Pocos días antes de reanudar las negociaciones por su plan nuclear, desafió a Occidente al lanzar dos proyectiles de medio alcance
TEHERAN.- Irán hizo ayer un nuevo alarde de fuerza en medio de la creciente tensión con Occidente por la revelación de que construye una segunda planta nuclear y lanzó dos clases de misiles de medio alcance, que pueden llegar hasta Israel.

La Guardia Revolucionaria, cuerpo de elite del ejército iraní, probó ayer "con éxito" los proyectiles Sahab-3 y Sayil, cuyo radio de acción ronda los 2000 kilómetros de distancia y que están diseñados para transportar ojivas. La prueba intentó mostrar el poderío militar iraní y que el régimen está listo para responder a cualquier amenaza militar.

Las imágenes de televisión mostraron a un misil ascendiendo hacia el cielo desde un terreno desértico, en medio de gritos de "¡Dios es grande!".

"Los misiles iraníes pueden dirigirse a cualquier lugar que amenace a Irán", dijo Abdullah Araqi, comandante de la Guardia Revolucionaria, en una clara alusión a Israel y a las bases de Estados Unidos en el golfo Pérsico. Ambos países no descartan atacar a Irán si el régimen sigue adelante con su polémico plan nuclear.

Al respecto, el jefe del Estado mayor de las fuerzas armadas iraníes, general Hassan Firuzabadi, dijo ayer: "Israel es un tigre de papel, y cuando dicen que Israel se prepara para atacar a Irán, es un engaño".

Irán realizó tres rondas de pruebas misilísticas que comenzaron anteayer, cuando lanzó misiles de corto alcance, dos días después de que Estados Unidos y otras potencias occidentales denunciaran la existencia de una planta subterránea secreta en Qom (a 100 kilómetros de Teherán) para enriquecer uranio, mineral base de la bomba atómica.

Las potencias occidentales dijeron que Irán debería permitir inspecciones internacionales de la planta o enfrentar sanciones más duras.

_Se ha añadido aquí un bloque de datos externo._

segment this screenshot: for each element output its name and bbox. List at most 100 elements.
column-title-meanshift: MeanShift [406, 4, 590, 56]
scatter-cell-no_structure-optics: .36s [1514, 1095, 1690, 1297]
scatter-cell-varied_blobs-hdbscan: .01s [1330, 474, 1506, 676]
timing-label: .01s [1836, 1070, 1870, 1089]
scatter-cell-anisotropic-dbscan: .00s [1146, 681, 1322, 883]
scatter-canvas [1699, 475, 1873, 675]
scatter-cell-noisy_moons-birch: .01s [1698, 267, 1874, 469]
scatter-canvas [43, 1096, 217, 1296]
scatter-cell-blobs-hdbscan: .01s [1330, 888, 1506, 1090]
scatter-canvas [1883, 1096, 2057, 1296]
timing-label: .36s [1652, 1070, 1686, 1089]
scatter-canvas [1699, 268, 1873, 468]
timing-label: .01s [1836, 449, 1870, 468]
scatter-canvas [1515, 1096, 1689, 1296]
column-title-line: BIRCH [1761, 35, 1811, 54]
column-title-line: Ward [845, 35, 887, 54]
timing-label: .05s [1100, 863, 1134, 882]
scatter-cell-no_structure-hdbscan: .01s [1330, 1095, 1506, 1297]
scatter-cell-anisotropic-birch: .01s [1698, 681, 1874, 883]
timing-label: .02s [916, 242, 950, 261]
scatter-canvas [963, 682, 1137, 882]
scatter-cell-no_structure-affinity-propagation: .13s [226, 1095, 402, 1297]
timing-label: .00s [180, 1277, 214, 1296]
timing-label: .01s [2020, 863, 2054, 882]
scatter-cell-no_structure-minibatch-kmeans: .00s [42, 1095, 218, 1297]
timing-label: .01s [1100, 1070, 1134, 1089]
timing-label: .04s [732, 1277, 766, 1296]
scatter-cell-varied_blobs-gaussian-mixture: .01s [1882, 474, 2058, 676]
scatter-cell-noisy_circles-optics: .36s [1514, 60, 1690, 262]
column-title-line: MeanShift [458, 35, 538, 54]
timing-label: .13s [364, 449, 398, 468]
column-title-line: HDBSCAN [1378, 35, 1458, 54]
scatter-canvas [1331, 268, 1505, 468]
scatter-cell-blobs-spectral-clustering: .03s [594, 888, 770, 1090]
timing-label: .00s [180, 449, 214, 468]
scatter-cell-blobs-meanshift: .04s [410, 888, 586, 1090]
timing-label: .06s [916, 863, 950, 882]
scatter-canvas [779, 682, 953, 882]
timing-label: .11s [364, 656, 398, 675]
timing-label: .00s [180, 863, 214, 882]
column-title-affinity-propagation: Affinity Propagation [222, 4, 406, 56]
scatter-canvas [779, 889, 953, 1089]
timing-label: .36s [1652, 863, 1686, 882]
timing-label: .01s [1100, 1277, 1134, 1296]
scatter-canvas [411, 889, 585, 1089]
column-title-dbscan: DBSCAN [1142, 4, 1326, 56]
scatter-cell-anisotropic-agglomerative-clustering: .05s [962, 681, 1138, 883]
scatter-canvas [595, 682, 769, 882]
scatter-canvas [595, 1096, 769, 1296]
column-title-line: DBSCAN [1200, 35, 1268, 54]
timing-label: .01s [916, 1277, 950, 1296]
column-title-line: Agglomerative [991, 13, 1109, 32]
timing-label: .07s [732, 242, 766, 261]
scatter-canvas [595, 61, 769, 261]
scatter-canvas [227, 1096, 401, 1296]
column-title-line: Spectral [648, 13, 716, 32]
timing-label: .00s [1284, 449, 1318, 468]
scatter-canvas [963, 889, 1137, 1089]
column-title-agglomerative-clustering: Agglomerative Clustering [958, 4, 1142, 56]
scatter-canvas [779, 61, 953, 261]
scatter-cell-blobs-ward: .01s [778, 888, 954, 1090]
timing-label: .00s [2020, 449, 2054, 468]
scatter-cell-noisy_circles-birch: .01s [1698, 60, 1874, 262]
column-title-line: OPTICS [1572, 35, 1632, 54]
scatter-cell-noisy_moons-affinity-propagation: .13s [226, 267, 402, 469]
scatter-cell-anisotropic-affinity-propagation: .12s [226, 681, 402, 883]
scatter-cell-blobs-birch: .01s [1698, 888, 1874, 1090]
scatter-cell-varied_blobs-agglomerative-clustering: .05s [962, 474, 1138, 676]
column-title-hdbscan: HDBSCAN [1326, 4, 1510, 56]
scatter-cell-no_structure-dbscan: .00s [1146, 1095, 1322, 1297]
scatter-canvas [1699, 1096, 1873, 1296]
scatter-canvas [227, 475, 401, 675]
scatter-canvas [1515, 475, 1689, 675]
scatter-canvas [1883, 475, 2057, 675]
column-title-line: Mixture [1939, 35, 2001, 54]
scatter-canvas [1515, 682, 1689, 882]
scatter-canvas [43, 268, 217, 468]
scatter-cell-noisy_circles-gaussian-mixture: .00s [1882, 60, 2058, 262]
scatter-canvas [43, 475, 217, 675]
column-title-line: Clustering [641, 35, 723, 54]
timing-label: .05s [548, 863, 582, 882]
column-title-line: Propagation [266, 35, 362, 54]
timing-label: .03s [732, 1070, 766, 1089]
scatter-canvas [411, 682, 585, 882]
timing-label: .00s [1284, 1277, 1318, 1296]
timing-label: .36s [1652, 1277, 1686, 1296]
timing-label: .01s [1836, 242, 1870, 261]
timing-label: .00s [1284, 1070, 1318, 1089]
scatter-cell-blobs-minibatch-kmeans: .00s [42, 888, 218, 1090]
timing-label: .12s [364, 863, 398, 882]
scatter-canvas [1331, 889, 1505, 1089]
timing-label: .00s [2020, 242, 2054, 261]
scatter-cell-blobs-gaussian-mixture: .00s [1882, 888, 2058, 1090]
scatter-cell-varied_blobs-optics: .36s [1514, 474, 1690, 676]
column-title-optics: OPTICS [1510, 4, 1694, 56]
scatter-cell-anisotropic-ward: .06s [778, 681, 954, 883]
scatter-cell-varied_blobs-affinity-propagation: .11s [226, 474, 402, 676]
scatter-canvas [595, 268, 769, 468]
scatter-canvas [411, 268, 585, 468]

Inmediatamente después de las pruebas misilísticas, la Casa Blanca y la Unión Europea (UE) condenaron el lanzamiento. "Las pruebas son coherentes con la actitud provocativa con la que Irán ha actuado en el escenario mundial", al negarse a detener su plan nuclear, sospechoso de tener fines armamentísticos, según dijo el vocero de la Casa Blanca, Robert Gibbs.

Giro de China

"Es preocupante que los lanzamientos de misiles ocurren con el telón de fondo de una situación irresuelta en relación con el programa nuclear de Irán", dijo, por su parte, el jefe de la política exterior europea Javier Solana. También Rusia manifestó su preocupación por la prueba misilística iraní, como muestra de la nueva sintonía entre Washington y Moscú desde que el presidente norteamericano, Barack Obama, anunció su decisión de suspender el plan para instalar un escudo antimisiles en Europa.

Un alto funcionario del Departamento de Estado dijo ayer que China también evoluciona en favor de una posición más dura frente a Irán para controlar su programa nuclear. "Por primera vez, China apoya elementos de nuestro enfoque duro", dijo Kurt Campbell, secretario de Estado adjunto para Asia.

Las maniobras iraníes se producen justo antes de que Teherán retome, pasado mañana, las negociaciones nucleares con el denominado Grupo 5+1, integrado por los miembros permanentes del Consejo de Seguridad de la ONU más Alemania.

El vocero de la cancillería iraní, Hassan Qashqavi, quiso ayer desvincular ambas cuestiones e insistió en que estos ejercicios no están vinculados "de manera alguna" ni con el programa nuclear ni con la ronda de diálogo. "Es la cuarta edición de estas maniobras. Se realizan con carácter anual [para probar armamento y son de] naturaleza disuasiva", dijo.

Las sospechas también se multiplicaron por la denuncia, el pasado viernes, de que Irán construye "de forma clandestina" una nueva planta de enriquecimiento de uranio.

Teherán confirmó la noticia, pero subrayó que ya había informado de su existencia al Organismo Internacional de la Energía Atómica (OIEA) por carta el 21 de septiembre.

Además, añadió que permitirá que el OIEA inspeccione la planta, lo que, según Teherán, podría confirmar que se realizarán tareas de enriquecimiento de uranio con fines civiles y no militares. Sin embargo, no dio fecha para la inspección, que, según las potencias occidentales, debería ser "urgente".

Para Obama, la existencia de una nueva planta en Irán, que se agrega a la instalación ya existente de Natanz, demuestra que el plan nuclear iraní tiene objetivos militares.

El presidente del Parlamento iraní, Ali Larijani, dijo que la denuncia de Occidente sobre la segunda planta nuclear es una maniobra para "imponer su voluntad" en las negociaciones de pasado mañana.